Heather Sanders, director of regulatory affairs with the California Independent System Operator (CAISO) told attendees that CAISO is dealing with a “large influx” of storage project proposals—more than 2.1 GW, three times as much capacity as is required by the first phase of the mandate.
Carla Peterman, a commissioner with California Public Utilities Commission (CPUC) reported that the CPUC is having to answer a lot of questions about eligibility and specific details of the mandate. She said there remains a lot of work to be done, requiring close cooperation between all involved agencies and stakeholders.
Identifying viable projects is not easy, Peterman said. “What’s not cost-effective in 2014 may well be cost-effective in 2020.”
“We have to come back to what it adds to the system,” Sanders said.
Ontario is also seeking to support grid-scale storage, but has taken a different route from California. As Kim Warren, COO of Ontario’s Independent Electricity System Operator and JoAnne Butler, vice president of electricity resources for Ontario Power Authority, explained, its target is smaller—50 MW—but it is more varied. It includes the first power-to-gas project in North America, to be deployed by Hydrogenics, which inaugurated a similar project in Germany last year.
“Storage is a natural addition” for Ontario, which has made a rapid shift away from coal and toward renewables over the past decade, Warren said.
Final bid selection is set for the second quarter of 2015. Warren said Ontario is actively working on planning and grid analyses to support rollout of these storage projects.
World renewables leader Germany is not sitting still on storage either. Frank-Michael Baumann, CEO of EnergyAgency North Rhine-Westphalia, reported that much of Germany’s need to deploy storage in the short term is driven by its plan to phase out nuclear by 2022. “The dominant energy source for Germany in the future will be wind,” he said, which means a rapidly growing need to balance intermittent output.
Heiko Staubitz, senior manager, smart grid and energy storage for Germany Trade and Invest, reviewed the state of the German energy market. Based on current costs and capacity payments for battery storage, capital expenditures would need to be no more than €1,100/kWh.

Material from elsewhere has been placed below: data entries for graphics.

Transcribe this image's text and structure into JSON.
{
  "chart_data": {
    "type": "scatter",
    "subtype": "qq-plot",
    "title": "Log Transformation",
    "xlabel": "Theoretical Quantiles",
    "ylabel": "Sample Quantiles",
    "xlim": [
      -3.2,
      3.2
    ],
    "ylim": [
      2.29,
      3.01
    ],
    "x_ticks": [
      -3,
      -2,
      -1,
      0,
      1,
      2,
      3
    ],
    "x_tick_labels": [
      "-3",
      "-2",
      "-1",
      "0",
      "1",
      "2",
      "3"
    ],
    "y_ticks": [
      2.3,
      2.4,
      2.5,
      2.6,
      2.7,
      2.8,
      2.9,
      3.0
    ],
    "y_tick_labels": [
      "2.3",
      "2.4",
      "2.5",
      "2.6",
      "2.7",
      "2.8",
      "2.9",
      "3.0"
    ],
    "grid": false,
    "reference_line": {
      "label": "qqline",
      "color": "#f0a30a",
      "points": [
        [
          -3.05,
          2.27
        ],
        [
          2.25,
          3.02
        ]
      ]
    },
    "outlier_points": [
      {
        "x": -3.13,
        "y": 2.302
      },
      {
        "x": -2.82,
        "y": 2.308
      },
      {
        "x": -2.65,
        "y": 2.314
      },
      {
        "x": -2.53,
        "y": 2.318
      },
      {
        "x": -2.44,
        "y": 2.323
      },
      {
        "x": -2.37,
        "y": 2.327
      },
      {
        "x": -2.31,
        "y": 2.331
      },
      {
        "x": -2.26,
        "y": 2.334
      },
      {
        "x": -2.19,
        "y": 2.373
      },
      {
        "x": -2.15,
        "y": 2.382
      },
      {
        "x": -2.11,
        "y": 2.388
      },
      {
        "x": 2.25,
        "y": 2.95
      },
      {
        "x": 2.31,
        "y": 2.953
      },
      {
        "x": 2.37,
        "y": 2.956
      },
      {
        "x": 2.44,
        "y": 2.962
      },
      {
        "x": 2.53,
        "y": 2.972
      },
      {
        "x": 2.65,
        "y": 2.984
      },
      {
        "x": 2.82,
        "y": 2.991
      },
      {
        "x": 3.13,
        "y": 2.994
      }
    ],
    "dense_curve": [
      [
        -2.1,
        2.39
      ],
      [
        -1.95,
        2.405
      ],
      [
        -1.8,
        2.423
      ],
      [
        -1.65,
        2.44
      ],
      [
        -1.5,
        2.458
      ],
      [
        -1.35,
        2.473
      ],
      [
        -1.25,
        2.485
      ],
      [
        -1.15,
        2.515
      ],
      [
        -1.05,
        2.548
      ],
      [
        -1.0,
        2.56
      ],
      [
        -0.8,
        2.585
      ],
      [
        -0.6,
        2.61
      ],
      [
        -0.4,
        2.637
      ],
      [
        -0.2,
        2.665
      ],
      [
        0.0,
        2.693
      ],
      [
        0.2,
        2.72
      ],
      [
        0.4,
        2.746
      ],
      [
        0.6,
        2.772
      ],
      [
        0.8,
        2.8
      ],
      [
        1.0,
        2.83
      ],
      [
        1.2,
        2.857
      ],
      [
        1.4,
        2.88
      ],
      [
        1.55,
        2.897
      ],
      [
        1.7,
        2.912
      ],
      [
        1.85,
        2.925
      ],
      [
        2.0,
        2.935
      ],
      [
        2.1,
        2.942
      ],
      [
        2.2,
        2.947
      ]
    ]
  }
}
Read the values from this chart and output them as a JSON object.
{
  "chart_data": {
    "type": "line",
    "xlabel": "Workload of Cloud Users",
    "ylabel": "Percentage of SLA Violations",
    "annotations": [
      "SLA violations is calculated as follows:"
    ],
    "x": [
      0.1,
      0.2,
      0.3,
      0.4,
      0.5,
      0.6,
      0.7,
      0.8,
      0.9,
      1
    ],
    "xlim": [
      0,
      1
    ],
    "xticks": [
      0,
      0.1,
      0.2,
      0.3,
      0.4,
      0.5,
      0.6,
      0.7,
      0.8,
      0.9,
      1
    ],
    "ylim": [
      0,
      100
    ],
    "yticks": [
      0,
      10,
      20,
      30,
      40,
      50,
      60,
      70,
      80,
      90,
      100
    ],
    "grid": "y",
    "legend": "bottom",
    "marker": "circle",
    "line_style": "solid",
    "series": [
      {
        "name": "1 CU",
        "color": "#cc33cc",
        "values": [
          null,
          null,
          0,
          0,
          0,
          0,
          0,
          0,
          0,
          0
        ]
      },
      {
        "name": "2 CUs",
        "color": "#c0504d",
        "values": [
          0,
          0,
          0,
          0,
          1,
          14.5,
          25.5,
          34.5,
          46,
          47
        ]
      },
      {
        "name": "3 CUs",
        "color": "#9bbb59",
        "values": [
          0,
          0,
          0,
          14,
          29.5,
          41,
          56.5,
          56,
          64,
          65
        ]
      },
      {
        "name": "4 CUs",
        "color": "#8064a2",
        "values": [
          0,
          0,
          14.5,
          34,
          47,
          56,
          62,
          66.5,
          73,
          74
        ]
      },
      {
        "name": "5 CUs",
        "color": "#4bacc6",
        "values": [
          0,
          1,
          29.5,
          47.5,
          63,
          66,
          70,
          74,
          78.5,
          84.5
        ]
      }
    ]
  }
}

One of the challenges in Germany is the rapid growth of distributed, customer-sited generation that is outside the control of the large utilities. While it is a “more democratic” approach, Baumann said, “there is some resistance from established stakeholders.” Storage in Germany is likely to grow along similar lines, he said.
A group from the Rocky Mountain Institute (RMI) addressed challenges in boosting market adoption of energy storage. Hervé Touati, RMI managing director, pointed out that the current business case for battery storage systems in California doesn’t generate enough revenue from peak vs. off-peak power arbitrage, even with the Self-Generation Incentive Program subsidies. That means bringing capital costs down and finding new ways to generate revenue. Fortunately, the opportunities for both are large, he said.
Doing so will require creativity on the business side, however, and effectively communicating the types of services storage can provide. RMI is working on an initiative to support more efficient and cost-effective storage deployment.
—Thomas W. Overton, JD is a POWER associate editor.